Whether someone felt they were justified or if I did in fact do some act against someone to deserve them, it is still just the way life is. What is the phrase? If you cant find a nice person than be a nice person. I mean seriously, you can work on yourself, meditate, do everything to fix you, but if you have an ugly heart or you speak ugly words or think ugly thoughts, you are in fact ugly.

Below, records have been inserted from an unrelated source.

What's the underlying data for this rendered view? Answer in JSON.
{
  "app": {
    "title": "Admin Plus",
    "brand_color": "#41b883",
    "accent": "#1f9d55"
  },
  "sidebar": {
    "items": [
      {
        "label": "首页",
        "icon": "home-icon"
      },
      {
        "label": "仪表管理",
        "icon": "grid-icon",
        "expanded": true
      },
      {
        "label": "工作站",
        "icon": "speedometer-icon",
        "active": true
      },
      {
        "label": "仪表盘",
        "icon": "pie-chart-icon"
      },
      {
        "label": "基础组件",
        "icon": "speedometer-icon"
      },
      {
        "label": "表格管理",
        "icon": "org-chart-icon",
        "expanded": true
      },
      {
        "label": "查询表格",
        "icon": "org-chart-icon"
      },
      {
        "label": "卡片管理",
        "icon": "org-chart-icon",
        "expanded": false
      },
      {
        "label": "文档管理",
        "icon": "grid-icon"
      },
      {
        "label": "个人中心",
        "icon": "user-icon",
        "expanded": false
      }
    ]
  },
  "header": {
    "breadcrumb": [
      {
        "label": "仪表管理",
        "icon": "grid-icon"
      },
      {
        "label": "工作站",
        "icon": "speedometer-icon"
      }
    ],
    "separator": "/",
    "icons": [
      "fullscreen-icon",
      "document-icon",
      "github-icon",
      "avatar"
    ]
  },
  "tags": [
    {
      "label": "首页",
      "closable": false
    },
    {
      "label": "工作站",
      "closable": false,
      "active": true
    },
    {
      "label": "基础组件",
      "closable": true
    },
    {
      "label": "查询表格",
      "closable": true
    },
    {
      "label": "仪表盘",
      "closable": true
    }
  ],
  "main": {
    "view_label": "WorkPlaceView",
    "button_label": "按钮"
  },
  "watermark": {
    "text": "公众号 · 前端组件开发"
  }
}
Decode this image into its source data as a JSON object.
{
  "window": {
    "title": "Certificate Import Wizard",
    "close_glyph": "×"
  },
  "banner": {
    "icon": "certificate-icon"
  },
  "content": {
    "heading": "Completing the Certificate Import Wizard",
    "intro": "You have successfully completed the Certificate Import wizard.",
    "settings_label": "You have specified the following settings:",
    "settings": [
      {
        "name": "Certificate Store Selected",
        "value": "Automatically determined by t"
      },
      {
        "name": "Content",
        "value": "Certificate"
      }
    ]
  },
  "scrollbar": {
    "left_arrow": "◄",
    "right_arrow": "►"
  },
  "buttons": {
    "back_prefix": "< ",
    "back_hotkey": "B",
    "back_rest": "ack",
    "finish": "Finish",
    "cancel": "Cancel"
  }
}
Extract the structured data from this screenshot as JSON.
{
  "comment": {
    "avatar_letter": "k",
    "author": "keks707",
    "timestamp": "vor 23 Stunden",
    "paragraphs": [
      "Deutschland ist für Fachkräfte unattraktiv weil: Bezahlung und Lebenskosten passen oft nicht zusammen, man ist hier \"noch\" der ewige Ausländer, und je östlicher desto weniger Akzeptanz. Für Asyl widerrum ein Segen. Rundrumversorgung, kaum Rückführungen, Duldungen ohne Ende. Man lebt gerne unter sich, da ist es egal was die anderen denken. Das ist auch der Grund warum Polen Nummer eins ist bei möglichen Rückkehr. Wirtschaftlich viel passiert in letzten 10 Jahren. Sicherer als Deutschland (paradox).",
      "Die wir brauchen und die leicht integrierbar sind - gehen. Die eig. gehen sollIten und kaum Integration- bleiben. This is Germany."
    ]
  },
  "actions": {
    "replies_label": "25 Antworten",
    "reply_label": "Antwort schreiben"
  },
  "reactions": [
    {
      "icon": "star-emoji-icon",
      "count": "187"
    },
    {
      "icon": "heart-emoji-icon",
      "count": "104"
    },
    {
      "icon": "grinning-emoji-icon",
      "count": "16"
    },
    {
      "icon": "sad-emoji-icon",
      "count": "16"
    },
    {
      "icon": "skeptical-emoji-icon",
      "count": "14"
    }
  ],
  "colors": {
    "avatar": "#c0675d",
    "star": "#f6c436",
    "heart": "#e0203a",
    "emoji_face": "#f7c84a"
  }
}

Be kind to all, even if you feel they dont deserve it!! Believe me Im still working on that one!!!
Before I go, I bought this book in Barnes and Nobles today, and it was called 201 WTF (weird true facts)Science addition.I find it to be so fascinating that I plan on sharing one a day with you until I have no more!!!!
1st WTF: Which came first, the chicken or the egg? The chicken. The protein necessary to produce eggshells originates in the ovaries of the hen. ——– In 2015 scientists successfully unboiled eggs returning solid whites to their liquid state.